Standing in the shadow of the shunter, she slowly scanned the visible horizon of the yard. Strings of container wagons lay parked in sidings. The train she’d seen before was rolling steadily now, clattering across points. A long, low maintenance shed blocked her view in one direction. Another parked train concealed the other horizon, but for a control tower looming above it. Lights burned in the distance: blue and green and red. Farther off, amber floodlights splashed a bright sodium-glare across the tracks, almost washing out her sensitive night vision goggles.
Rita felt a sudden, vertiginous wash of perspective.
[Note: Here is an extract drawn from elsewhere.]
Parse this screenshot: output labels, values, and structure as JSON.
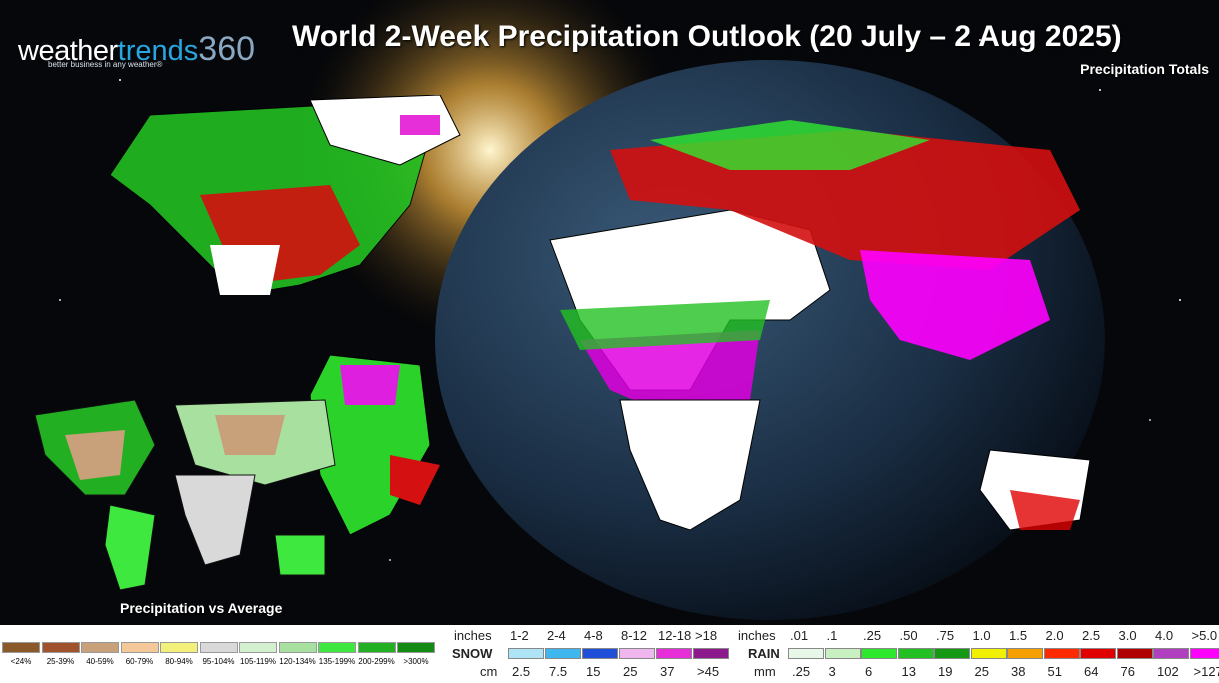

Had she world-walked at all, or merely teleported to another location in Pennsylvania? It was hard to tell. It was—
A momentary thought struck her, lodged quivering in her mind. That’s odd, she thought. The tracks are too far apart, aren’t they? She looked in both directions carefully, then stepped between the nearest rails. Kneeling, she stretched her right hand out to touch the inner edge of the track on that side. “Lifelogger, bookmark this. Headset, new capture map, pin to right hand.” She held her arm out, stiff, as she touched the rail, then swung round until it touched inside the other rail. “Lifelogger, bookmark this. It should give us the track gauge, near enough. Next time I’ll bring a tape measure.” She stood again, feeling momentarily dizzy, just as the timer she’d set beeped softly for attention. “Okay, time to go home now.”
She retraced her steps and jaunted twice in succession, confident that her first mission had been a success.
BALTIMORE, TIME LINE TWO, AUGUST 2020
FEDERAL EMPLOYEE 004930391 CLASSIFIED VOICE TRANSCRIPT
DR. SCRANTON: So what did we learn from our first HUMINT foray into BLACK RAIN? Colonel?
COL. SMITH: We got lucky.
LIAISON, STATE DEPT: Why, was there an unanticipated risk?
COL. SMITH: Yes. We nearly lost Rita. Stumbling around a railway switchyard at night after the moon’s set is a risky business! She put a good face on it, but I replayed the motion capture log and she came this close to falling under a moving freight train.